Greece is now on the brink of default. It owes €1.5 billion to the International Monetary Fund this month; another €452 million to the IMF and €3.5 billion to the European Central Bank next month; and a further €176 million to the IMF and €3.2 billion to the ECB in August. Without a deal with the rest of the euro zone to release €7.2 billion in the remaining funds from its bailout agreement, Athens will be forced to default. It has no other source of money. Its access to markets is closed.
Direct liabilities
If a deal with the euro zone is not reached, Greece will default. The ECB would then reconsider the acceptability of claims on the government (be they direct liabilities or guarantees) as collateral for its lending to banks. Haircuts would certainly be raised sharply.
The ECB would find it particularly hard to lend against collateral supplied by a government that has defaulted to itself.
The knowledge that default is imminent has already accelerated a run on the Greek banks.
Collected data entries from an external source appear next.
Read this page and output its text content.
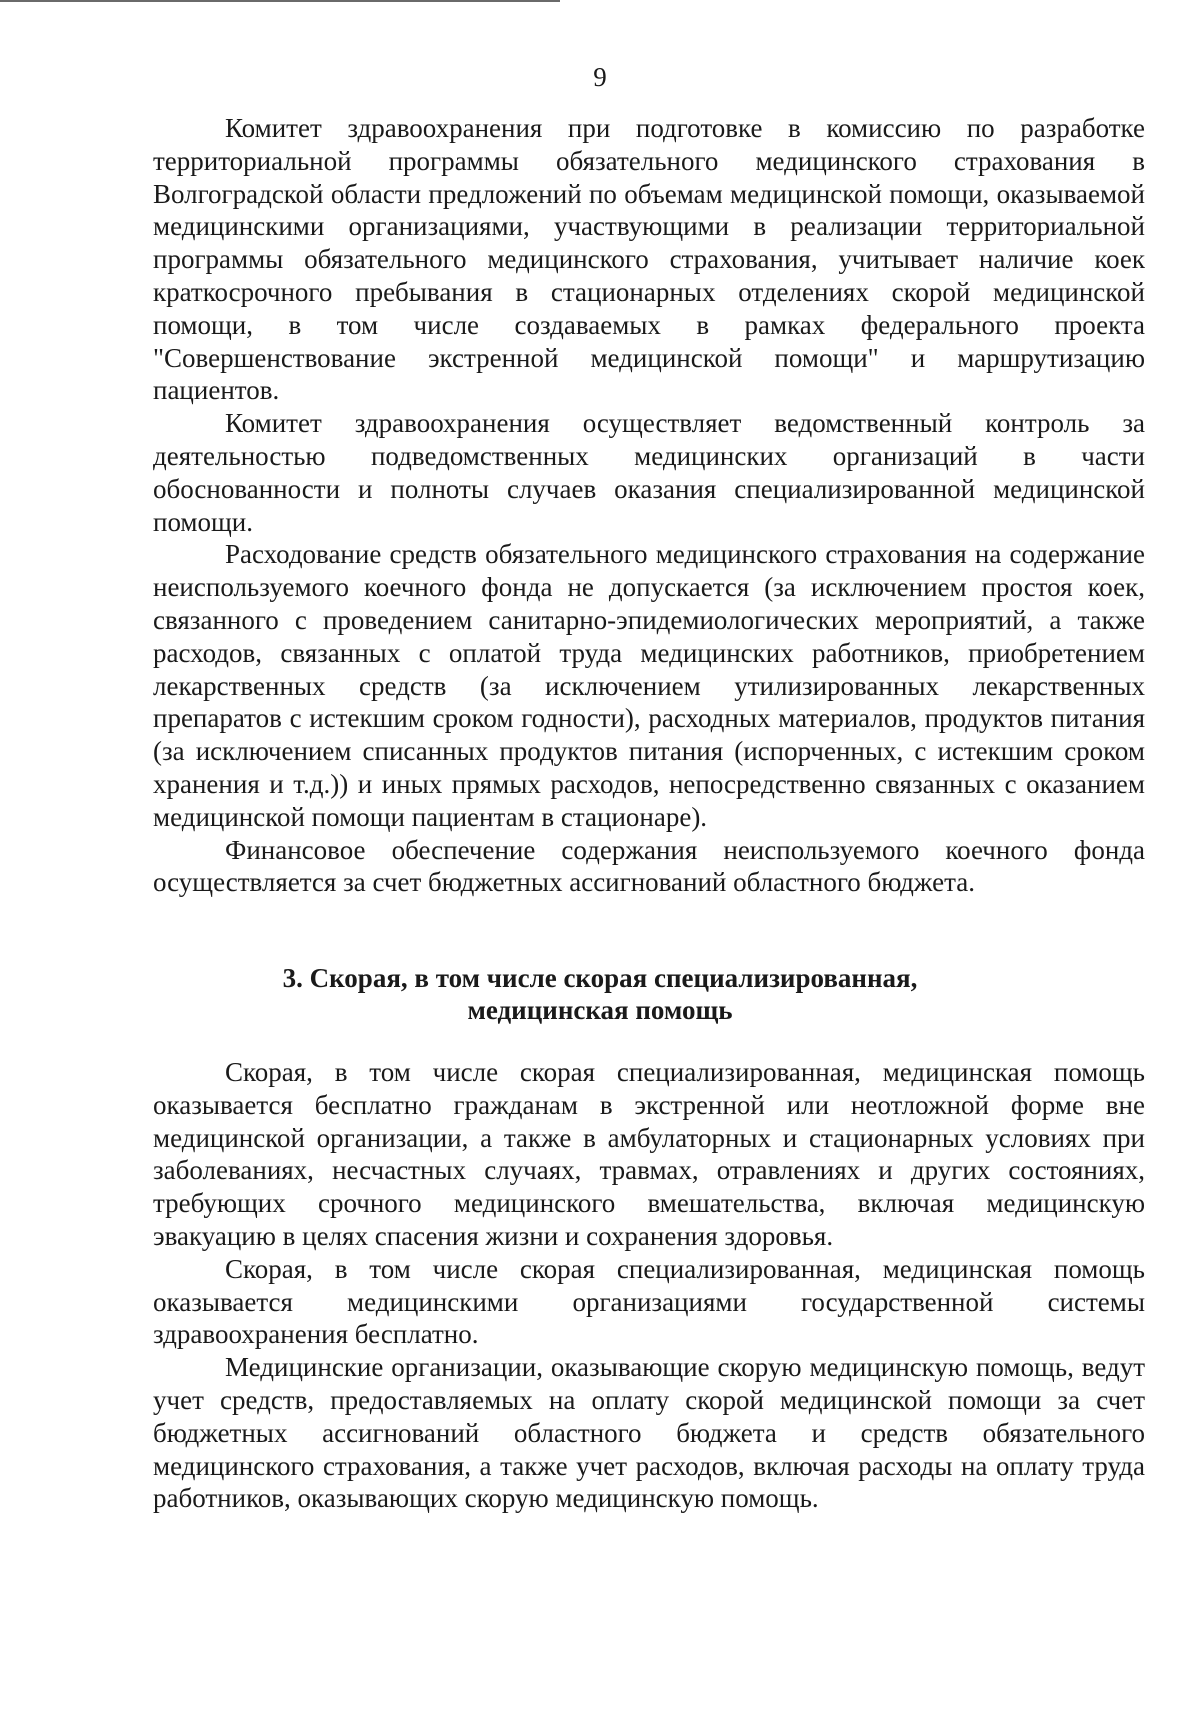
9

Комитет здравоохранения при подготовке в комиссию по разработке территориальной программы обязательного медицинского страхования в Волгоградской области предложений по объемам медицинской помощи, оказываемой медицинскими организациями, участвующими в реализации территориальной программы обязательного медицинского страхования, учитывает наличие коек краткосрочного пребывания в стационарных отделениях скорой медицинской помощи, в том числе создаваемых в рамках федерального проекта "Совершенствование экстренной медицинской помощи" и маршрутизацию пациентов.

Комитет здравоохранения осуществляет ведомственный контроль за деятельностью подведомственных медицинских организаций в части обоснованности и полноты случаев оказания специализированной медицинской помощи.

Расходование средств обязательного медицинского страхования на содержание неиспользуемого коечного фонда не допускается (за исключением простоя коек, связанного с проведением санитарно-эпидемиологических мероприятий, а также расходов, связанных с оплатой труда медицинских работников, приобретением лекарственных средств (за исключением утилизированных лекарственных препаратов с истекшим сроком годности), расходных материалов, продуктов питания (за исключением списанных продуктов питания (испорченных, с истекшим сроком хранения и т.д.)) и иных прямых расходов, непосредственно связанных с оказанием медицинской помощи пациентам в стационаре).

Финансовое обеспечение содержания неиспользуемого коечного фонда осуществляется за счет бюджетных ассигнований областного бюджета.

3. Скорая, в том числе скорая специализированная,
медицинская помощь

Скорая, в том числе скорая специализированная, медицинская помощь оказывается бесплатно гражданам в экстренной или неотложной форме вне медицинской организации, а также в амбулаторных и стационарных условиях при заболеваниях, несчастных случаях, травмах, отравлениях и других состояниях, требующих срочного медицинского вмешательства, включая медицинскую эвакуацию в целях спасения жизни и сохранения здоровья.

Скорая, в том числе скорая специализированная, медицинская помощь оказывается медицинскими организациями государственной системы здравоохранения бесплатно.

Медицинские организации, оказывающие скорую медицинскую помощь, ведут учет средств, предоставляемых на оплату скорой медицинской помощи за счет бюджетных ассигнований областного бюджета и средств обязательного медицинского страхования, а также учет расходов, включая расходы на оплату труда работников, оказывающих скорую медицинскую помощь.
Without a deal, therefore, banks will soon be forced to halt withdrawals.The mood music coming from those engaged in these discussions is highly discordant. Greek prime minister Alexis Tsipras has accused bailout monitors of making "absurd" demands. On the other side are those equally determined not to grant concessions, foremost among them governments of member countries that have stuck to harsh commitments or are poorer than Greece.
Meanwhile, on the sidelines US treasury secretary Jack Lew is reduced to pleading for flexibility, terrified of the consequences of another upset.
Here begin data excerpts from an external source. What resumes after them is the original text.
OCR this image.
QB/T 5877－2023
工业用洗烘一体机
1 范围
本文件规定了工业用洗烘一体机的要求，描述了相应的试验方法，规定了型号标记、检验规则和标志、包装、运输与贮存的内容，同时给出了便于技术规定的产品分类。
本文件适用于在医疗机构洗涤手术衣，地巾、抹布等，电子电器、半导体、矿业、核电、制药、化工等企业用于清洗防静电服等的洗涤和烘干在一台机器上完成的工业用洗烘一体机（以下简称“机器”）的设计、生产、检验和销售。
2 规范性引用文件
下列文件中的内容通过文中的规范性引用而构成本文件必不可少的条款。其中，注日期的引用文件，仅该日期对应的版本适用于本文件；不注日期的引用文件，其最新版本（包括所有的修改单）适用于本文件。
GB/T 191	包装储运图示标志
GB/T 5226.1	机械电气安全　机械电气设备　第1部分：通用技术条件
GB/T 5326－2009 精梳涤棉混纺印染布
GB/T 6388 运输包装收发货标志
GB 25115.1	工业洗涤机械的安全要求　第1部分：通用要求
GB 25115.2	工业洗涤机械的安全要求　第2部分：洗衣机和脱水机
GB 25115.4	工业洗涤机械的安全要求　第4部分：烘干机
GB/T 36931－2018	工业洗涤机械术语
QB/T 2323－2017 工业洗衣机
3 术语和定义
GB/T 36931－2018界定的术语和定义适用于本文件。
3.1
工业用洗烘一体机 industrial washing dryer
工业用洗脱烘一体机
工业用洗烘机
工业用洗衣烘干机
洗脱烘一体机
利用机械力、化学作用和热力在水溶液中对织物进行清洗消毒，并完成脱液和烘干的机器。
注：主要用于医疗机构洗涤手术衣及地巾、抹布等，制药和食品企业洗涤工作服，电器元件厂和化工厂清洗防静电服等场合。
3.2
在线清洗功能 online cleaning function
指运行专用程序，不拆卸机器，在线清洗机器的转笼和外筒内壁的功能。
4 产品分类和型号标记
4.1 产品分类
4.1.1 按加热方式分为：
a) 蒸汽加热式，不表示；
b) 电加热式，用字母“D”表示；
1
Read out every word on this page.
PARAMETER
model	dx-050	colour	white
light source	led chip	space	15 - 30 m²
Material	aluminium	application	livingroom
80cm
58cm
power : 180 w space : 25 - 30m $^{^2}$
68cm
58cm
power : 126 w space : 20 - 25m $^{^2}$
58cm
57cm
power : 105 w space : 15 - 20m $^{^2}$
It is not hard to see why it has proved so hard to reach a deal.
As Goldman Sachs notes, the European authorities are negotiating on the basis of three principles: first, staying in the euro requires further economic adjustment by Greece; second, additional support must be conditional; third, external oversight is required to ensure compliance with those conditions.
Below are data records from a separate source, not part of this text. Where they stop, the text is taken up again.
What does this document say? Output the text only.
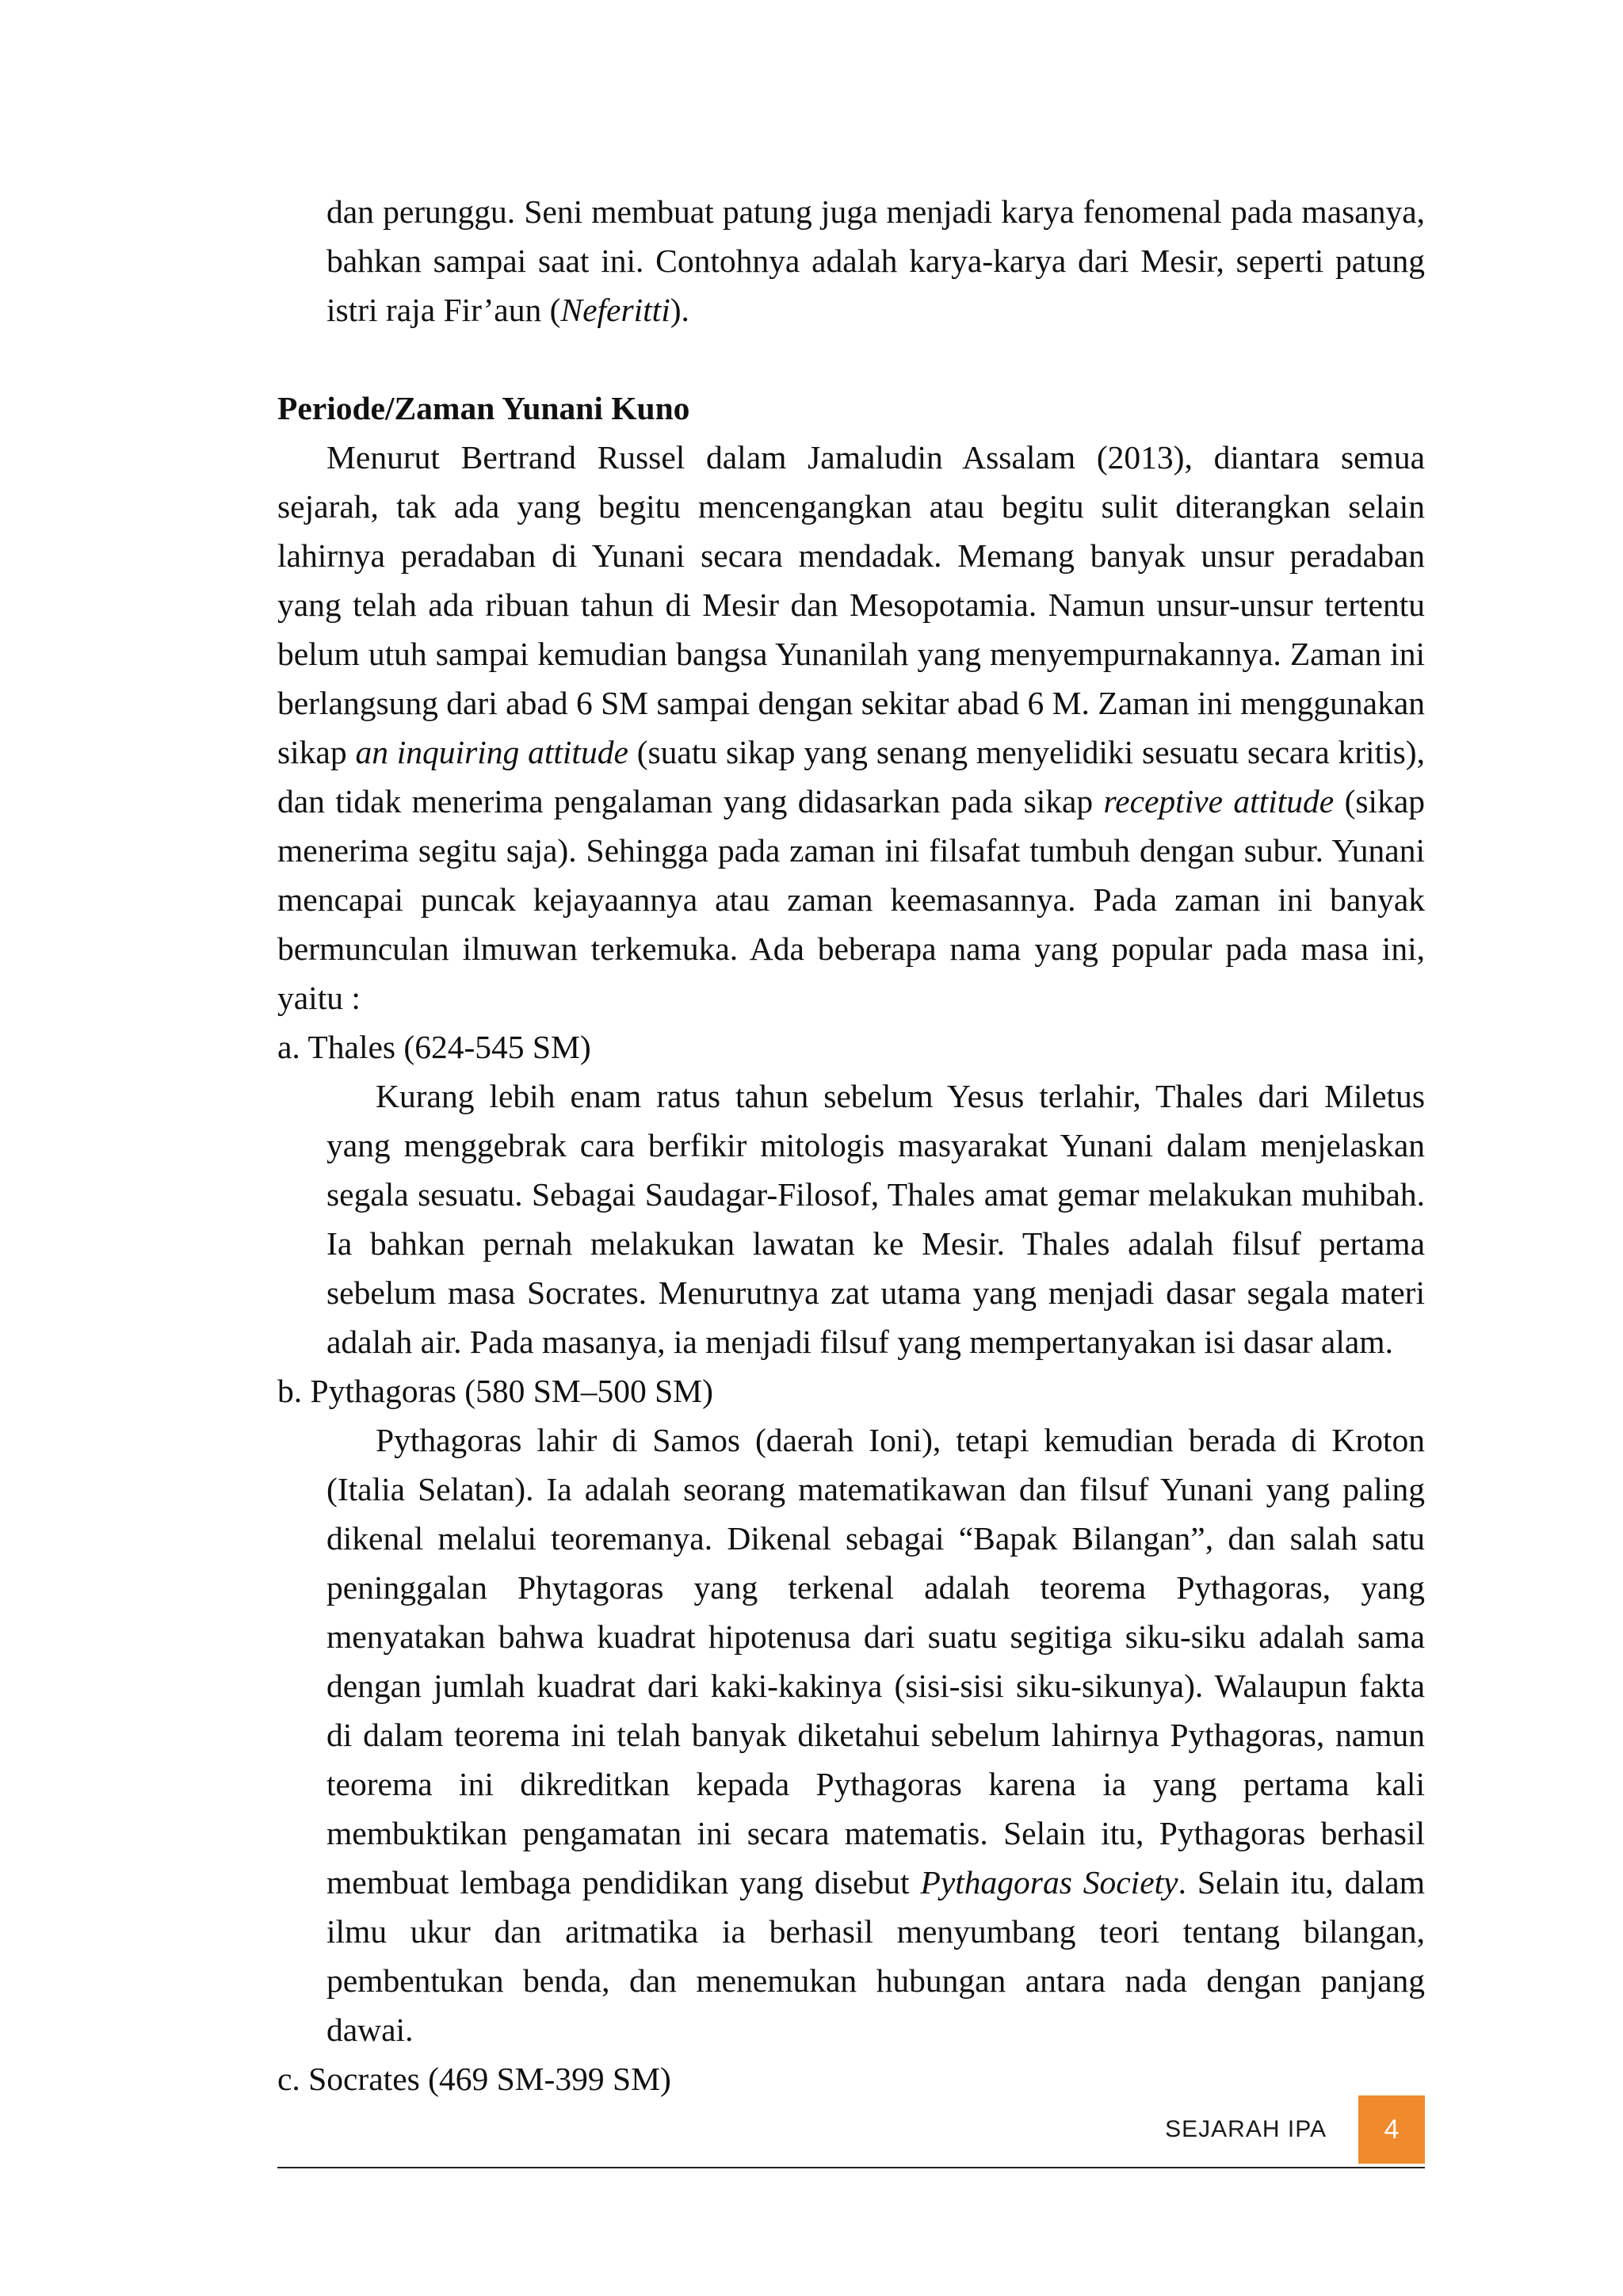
dan perunggu. Seni membuat patung juga menjadi karya fenomenal pada masanya, bahkan sampai saat ini. Contohnya adalah karya-karya dari Mesir, seperti patung istri raja Fir’aun (Neferitti).

Periode/Zaman Yunani Kuno

Menurut Bertrand Russel dalam Jamaludin Assalam (2013), diantara semua sejarah, tak ada yang begitu mencengangkan atau begitu sulit diterangkan selain lahirnya peradaban di Yunani secara mendadak. Memang banyak unsur peradaban yang telah ada ribuan tahun di Mesir dan Mesopotamia. Namun unsur-unsur tertentu belum utuh sampai kemudian bangsa Yunanilah yang menyempurnakannya. Zaman ini berlangsung dari abad 6 SM sampai dengan sekitar abad 6 M. Zaman ini menggunakan sikap an inquiring attitude (suatu sikap yang senang menyelidiki sesuatu secara kritis), dan tidak menerima pengalaman yang didasarkan pada sikap receptive attitude (sikap menerima segitu saja). Sehingga pada zaman ini filsafat tumbuh dengan subur. Yunani mencapai puncak kejayaannya atau zaman keemasannya. Pada zaman ini banyak bermunculan ilmuwan terkemuka. Ada beberapa nama yang popular pada masa ini, yaitu :

a. Thales (624-545 SM)

Kurang lebih enam ratus tahun sebelum Yesus terlahir, Thales dari Miletus yang menggebrak cara berfikir mitologis masyarakat Yunani dalam menjelaskan segala sesuatu. Sebagai Saudagar-Filosof, Thales amat gemar melakukan muhibah. Ia bahkan pernah melakukan lawatan ke Mesir. Thales adalah filsuf pertama sebelum masa Socrates. Menurutnya zat utama yang menjadi dasar segala materi adalah air. Pada masanya, ia menjadi filsuf yang mempertanyakan isi dasar alam.

b. Pythagoras (580 SM–500 SM)

Pythagoras lahir di Samos (daerah Ioni), tetapi kemudian berada di Kroton (Italia Selatan). Ia adalah seorang matematikawan dan filsuf Yunani yang paling dikenal melalui teoremanya. Dikenal sebagai “Bapak Bilangan”, dan salah satu peninggalan Phytagoras yang terkenal adalah teorema Pythagoras, yang menyatakan bahwa kuadrat hipotenusa dari suatu segitiga siku-siku adalah sama dengan jumlah kuadrat dari kaki-kakinya (sisi-sisi siku-sikunya). Walaupun fakta di dalam teorema ini telah banyak diketahui sebelum lahirnya Pythagoras, namun teorema ini dikreditkan kepada Pythagoras karena ia yang pertama kali membuktikan pengamatan ini secara matematis. Selain itu, Pythagoras berhasil membuat lembaga pendidikan yang disebut Pythagoras Society. Selain itu, dalam ilmu ukur dan aritmatika ia berhasil menyumbang teori tentang bilangan, pembentukan benda, dan menemukan hubungan antara nada dengan panjang dawai.

c. Socrates (469 SM-399 SM)

SEJARAH IPA	4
Yet the Greek government was elected on a promise to stay in the euro zone but without austerity, adjustment or external oversight. These positions are irreconcilable. Either one side gives in or Greece defaults.
If Greece defaults, it will have a second round of decisions to make: namely whether to try to remain inside the euro zone, even without normally functioning banks.
Reaching a deal is not in principle inconceivable. While the euro zone will insist on monitored conditions, it has some flexibility on which conditions to insist upon.
But Greece is viewed as a serial backslider. Some – the government of Spain, for example – are terrified that concessions would strengthen the credibility of domestic radicals. Thus, trust and tolerance are both exhausted.
Meanwhile, the Greek government might have to collapse and another one be formed before the country can make concessions.
Greek default
So what might happen next? On the assumption that a deal cannot be agreed before midnight, so to speak, the Greek government will default, at least technically, and so the liquidity squeeze on the economy (and the recession) will intensify. The fiscal situation – already weakened by spending commitments, falling revenue and a weakening economy – would deteriorate further.
The primary fiscal balance (before interest) has already turned into a deficit of about 1 per cent of gross domestic product, well below what the IMF forecast in April.
An important question is how to sustain the economy until either new agreements are reached or the Greeks abandon the euro. Adam Lerrick of the American Enterprise Institute suggests how liquidity might be sustained even if the banks were closed.
Under his scheme, people would be able to use claims on deposits, to be called “depositary receipts”, in place of the euro notes and coins they would no longer be able to obtain from their bank. This would sustain spending in such a cash-dependent economy. These depositary receipts would be established as legal tender. Within Greece, therefore, these depositary receipts would be money.
External payments
Under this proposal there would be a limit on issuance, since receipts would be backed by existing deposits, one for one. Greeks would still have to make external payments in euro. The value of depositary receipts – a sort of Greek euro – would float against the euro as the demand for the latter rose and fell.
Such a scheme could cushion the Greek economy against a total collapse. It could also be a precursor to full exit, should a workable deal not be reached. Given the current political impasse, such an expedient may soon be needed.
It has long been my view that if a deal can be reached at all, it will take time. It will also require big concessions on both sides. But I believe that a deal should, in principle, be possible.
It is also hard to exaggerate the significance of an exit – even of a country as small and annoying as Greece – for the euro project (however misguided) and so post-second World War European integration. Once the euro is seen to be reversible, the economic forces driving integration reverse. Every crisis will become potentially lethal. The efforts of the ECB to eliminate exit risk will have been almost for nought.
This must be seen as a long game. All involved made mountainous mistakes in the run-up to the Greek crisis and again since then. To fail now would be to pile a new mountain of error on the old ones. They need instead to recognise and learn from those past blunders.